How to compost food scraps

No matter how good you are at making portions when you cook there is always going to be some food scrap left over. Where it is because of the preparation or because someone did not eat everything off their plate there is something left. You don’t have to feel like you are being wasteful with those scraps you can compost them. Here are some basics to get you started with composting.


1)      Very important make sure you check with your local waste management company to see what kinds of composting is allowed in your area. Some cities or counties do not allow open pile composting.

2)      Know what you should put in your pile: Not all household foods should be composted. A basic list of what should be composted is as follows:

  • Greens
  • Fruits
  • Vegetables
  • Old bread and crackers
  • Grains like rice or barley
  • Coffee grounds, juicing pulp
  • Old herbs and spices
  • Egg shells (well crushed)

3)      Know what you shouldn’t compost: There are things that are bad for the pile. They either do not break down well, cause smell or worse they will attract pests.

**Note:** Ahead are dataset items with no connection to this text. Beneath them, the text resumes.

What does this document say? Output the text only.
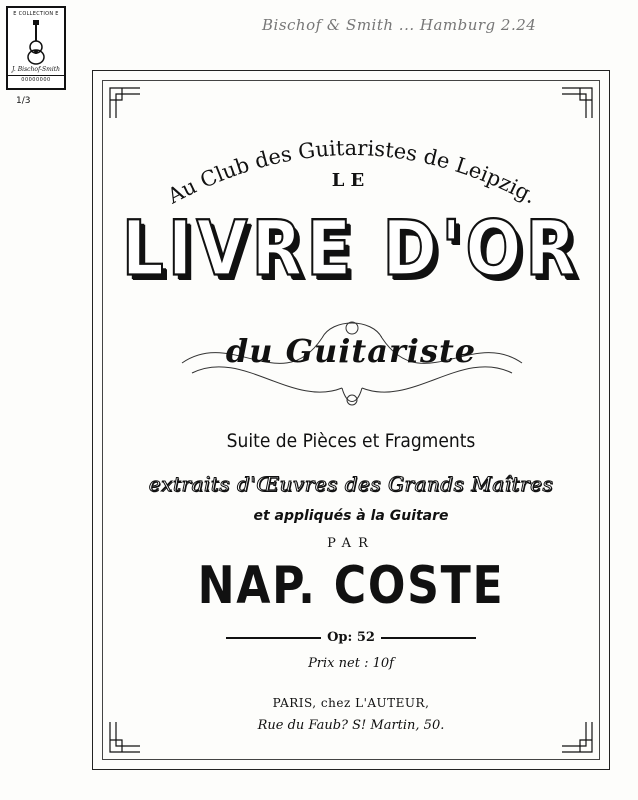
E COLLECTION E
J. Bischof-Smith
00000000
1/3
Bischof & Smith ... Hamburg 2.24
Au Club des Guitaristes de Leipzig.
LE
LIVRE D'OR
du Guitariste
Suite de Pièces et Fragments
extraits d'Œuvres des Grands Maîtres
et appliqués à la Guitare
PAR
NAP. COSTE
Op: 52
Prix net : 10f
PARIS, chez L'AUTEUR,
Rue du Faub? S! Martin, 50.
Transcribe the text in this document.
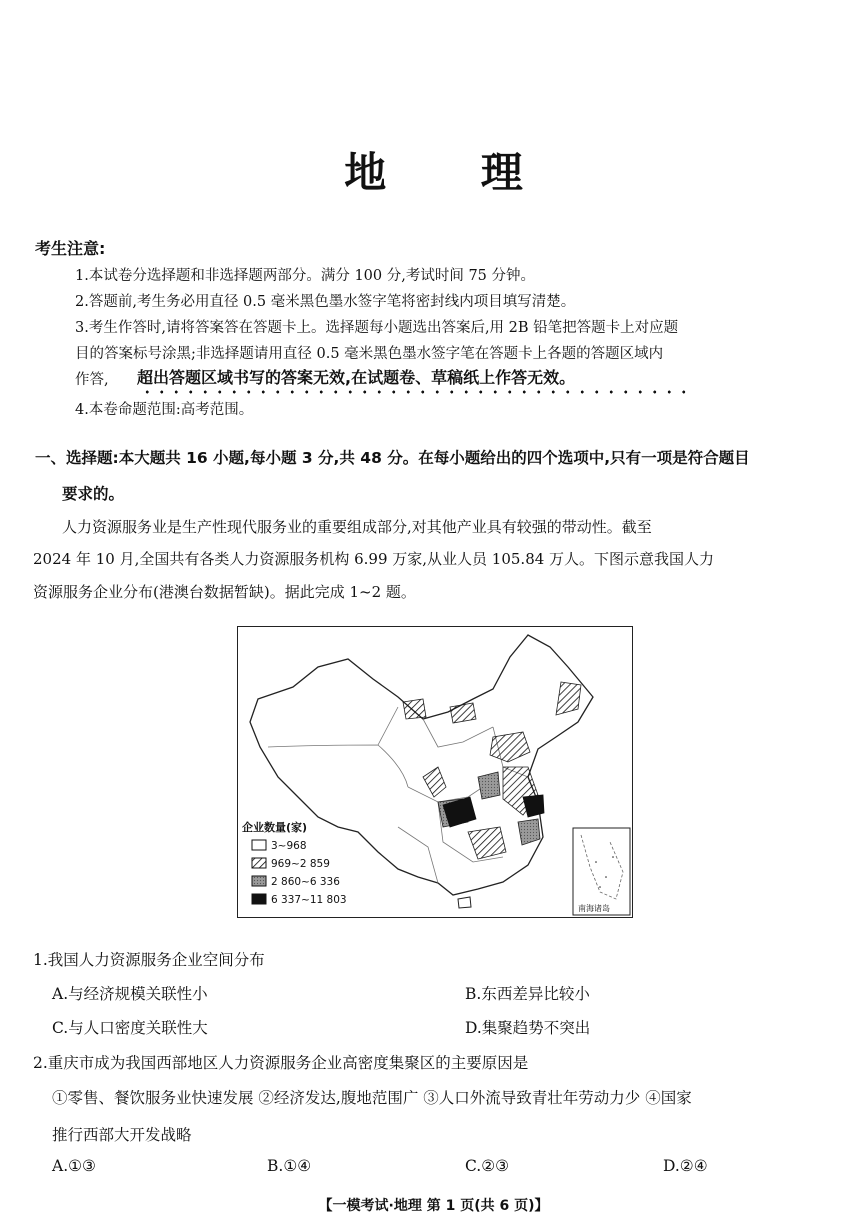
地 理
考生注意:
1.本试卷分选择题和非选择题两部分。满分 100 分,考试时间 75 分钟。
2.答题前,考生务必用直径 0.5 毫米黑色墨水签字笔将密封线内项目填写清楚。
3.考生作答时,请将答案答在答题卡上。选择题每小题选出答案后,用 2B 铅笔把答题卡上对应题
目的答案标号涂黑;非选择题请用直径 0.5 毫米黑色墨水签字笔在答题卡上各题的答题区域内
作答, 超出答题区域书写的答案无效,在试题卷、草稿纸上作答无效。
4.本卷命题范围:高考范围。
一、选择题:本大题共 16 小题,每小题 3 分,共 48 分。在每小题给出的四个选项中,只有一项是符合题目
要求的。
人力资源服务业是生产性现代服务业的重要组成部分,对其他产业具有较强的带动性。截至
2024 年 10 月,全国共有各类人力资源服务机构 6.99 万家,从业人员 105.84 万人。下图示意我国人力
资源服务企业分布(港澳台数据暂缺)。据此完成 1~2 题。
南海诸岛
企业数量(家)
3~968
969~2 859
2 860~6 336
6 337~11 803
1.我国人力资源服务企业空间分布
A.与经济规模关联性小	B.东西差异比较小
C.与人口密度关联性大	D.集聚趋势不突出
2.重庆市成为我国西部地区人力资源服务企业高密度集聚区的主要原因是
①零售、餐饮服务业快速发展 ②经济发达,腹地范围广 ③人口外流导致青壮年劳动力少 ④国家
推行西部大开发战略
A.①③	B.①④	C.②③	D.②④
【一模考试·地理 第 1 页(共 6 页)】
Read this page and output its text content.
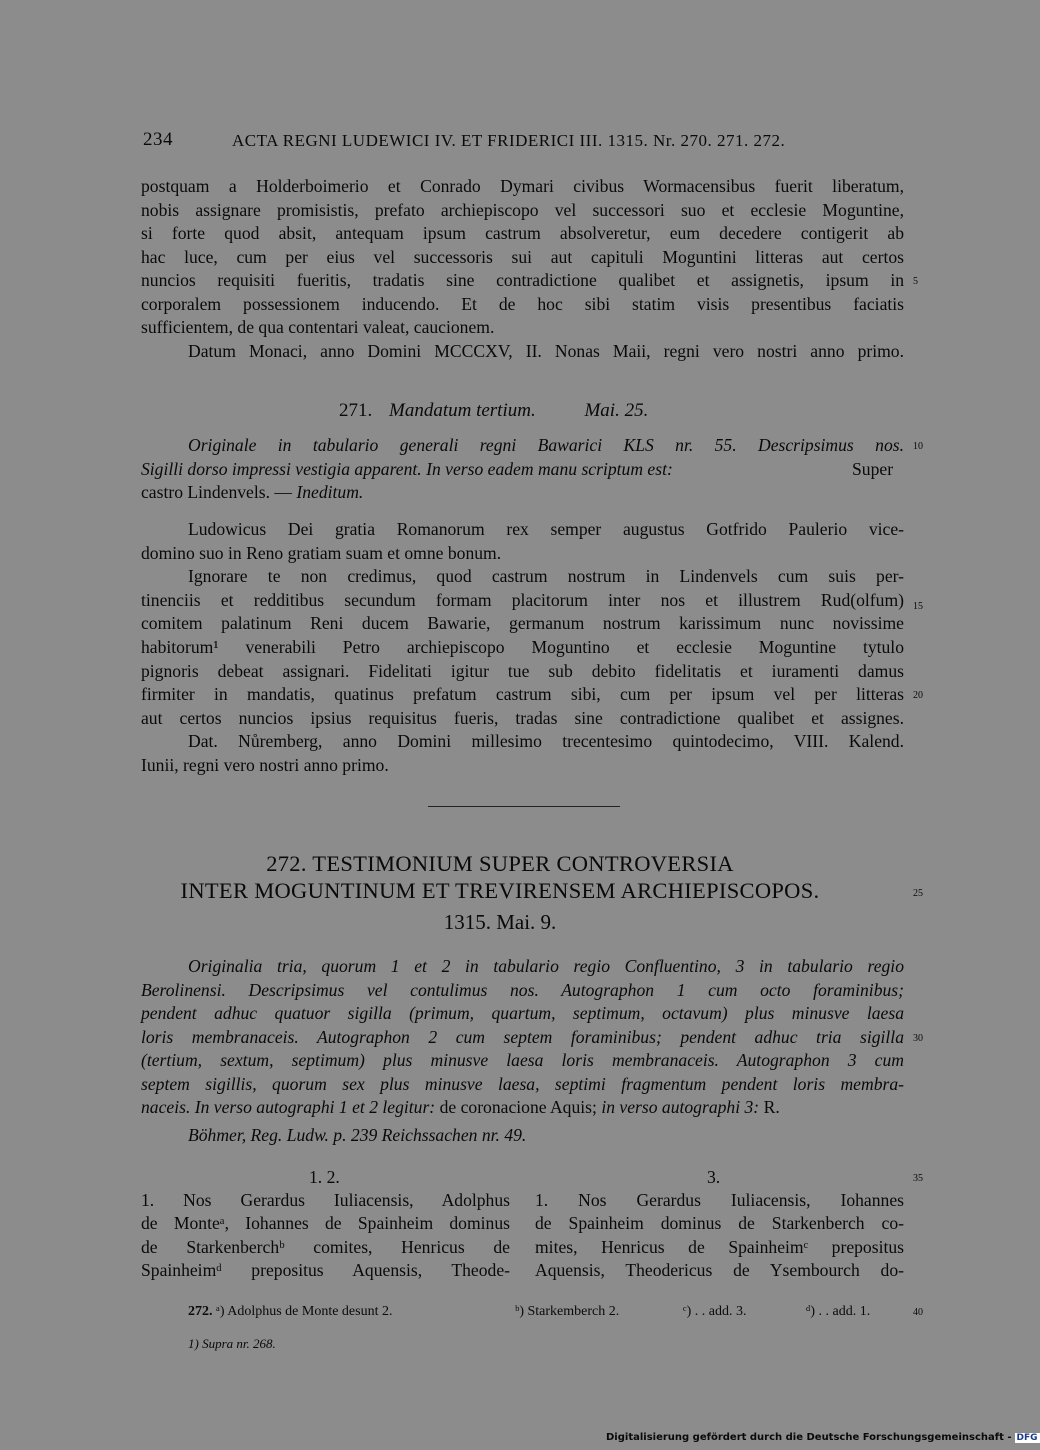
234	ACTA REGNI LUDEWICI IV. ET FRIDERICI III. 1315. Nr. 270. 271. 272.
postquam a Holderboimerio et Conrado Dymari civibus Wormacensibus fuerit liberatum,
nobis assignare promisistis, prefato archiepiscopo vel successori suo et ecclesie Moguntine,
si forte quod absit, antequam ipsum castrum absolveretur, eum decedere contigerit ab
hac luce, cum per eius vel successoris sui aut capituli Moguntini litteras aut certos
nuncios requisiti fueritis, tradatis sine contradictione qualibet et assignetis, ipsum in
corporalem possessionem inducendo. Et de hoc sibi statim visis presentibus faciatis
sufficientem, de qua contentari valeat, caucionem.
Datum Monaci, anno Domini MCCCXV, II. Nonas Maii, regni vero nostri anno primo.
271. Mandatum tertium.	Mai. 25.
Originale in tabulario generali regni Bawarici KLS nr. 55. Descripsimus nos.
Sigilli dorso impressi vestigia apparent. In verso eadem manu scriptum est:	Super
castro Lindenvels. — Ineditum.
Ludowicus Dei gratia Romanorum rex semper augustus Gotfrido Paulerio vice-
domino suo in Reno gratiam suam et omne bonum.
Ignorare te non credimus, quod castrum nostrum in Lindenvels cum suis per-
tinenciis et redditibus secundum formam placitorum inter nos et illustrem Rud(olfum)
comitem palatinum Reni ducem Bawarie, germanum nostrum karissimum nunc novissime
habitorum¹ venerabili Petro archiepiscopo Moguntino et ecclesie Moguntine tytulo
pignoris debeat assignari. Fidelitati igitur tue sub debito fidelitatis et iuramenti damus
firmiter in mandatis, quatinus prefatum castrum sibi, cum per ipsum vel per litteras
aut certos nuncios ipsius requisitus fueris, tradas sine contradictione qualibet et assignes.
Dat. Nůremberg, anno Domini millesimo trecentesimo quintodecimo, VIII. Kalend.
Iunii, regni vero nostri anno primo.
272. TESTIMONIUM SUPER CONTROVERSIA
INTER MOGUNTINUM ET TREVIRENSEM ARCHIEPISCOPOS.
1315. Mai. 9.
Originalia tria, quorum 1 et 2 in tabulario regio Confluentino, 3 in tabulario regio
Berolinensi. Descripsimus vel contulimus nos. Autographon 1 cum octo foraminibus;
pendent adhuc quatuor sigilla (primum, quartum, septimum, octavum) plus minusve laesa
loris membranaceis. Autographon 2 cum septem foraminibus; pendent adhuc tria sigilla
(tertium, sextum, septimum) plus minusve laesa loris membranaceis. Autographon 3 cum
septem sigillis, quorum sex plus minusve laesa, septimi fragmentum pendent loris membra-
naceis. In verso autographi 1 et 2 legitur: de coronacione Aquis; in verso autographi 3: R.
Böhmer, Reg. Ludw. p. 239 Reichssachen nr. 49.
1. 2.	3.
1. Nos Gerardus Iuliacensis, Adolphus
de Monteᵃ, Iohannes de Spainheim dominus
de Starkenberchᵇ comites, Henricus de
Spainheimᵈ prepositus Aquensis, Theode-
1. Nos Gerardus Iuliacensis, Iohannes
de Spainheim dominus de Starkenberch co-
mites, Henricus de Spainheimᶜ prepositus
Aquensis, Theodericus de Ysembourch do-
272. ᵃ) Adolphus de Monte desunt 2.	ᵇ) Starkemberch 2.	ᶜ) . . add. 3.	ᵈ) . . add. 1.
1) Supra nr. 268.
5
10
15
20
25
30
35
40
Digitalisierung gefördert durch die Deutsche Forschungsgemeinschaft - DFG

  • Meat waste of any kind, including fish
  • Dairy
  • Pet waste
  • Oils and greases
  • Any none organic materials

4)      Have a plan: One of the most important things you can do is have a plan for your composting. Know if you are going to use a bin, or maybe even an indoor bucket. Know where you will store your food scraps and about how long it will take to fill the bucket before you go out and add the scraps to the pile. It is advisable not to keep those scraps in the house to long because they may start to smell.

5)      Know about the browns: While food scraps are easy to come by and the bulk of what many want to add to the pile you need to have a balance. If you do not have free access to as steady supply of browns (dry leaves, cardboard, newspaper) from your own home know where you can get them. Having a balance pile is the key to proper decomposition with little smell.

6)      Be ready to turn and add moisture: Many first time home composters forget these two important steps. For the bacteria to thrive and the heat to be kept right the pile needs these two steps, you must turn it occasionally to move the core out and get the heat spread throughout. There must also be moisture, you want to be careful that it is not swampy or soupy but just damp enough to have some moisture content.


Once you have done all the hard work of making the compost heap and making sure it is well tended, don’t forget to enjoy it. Helping the planet by composting is very rewarding. Helping your family be having a fresh garden using the compost you made is even better.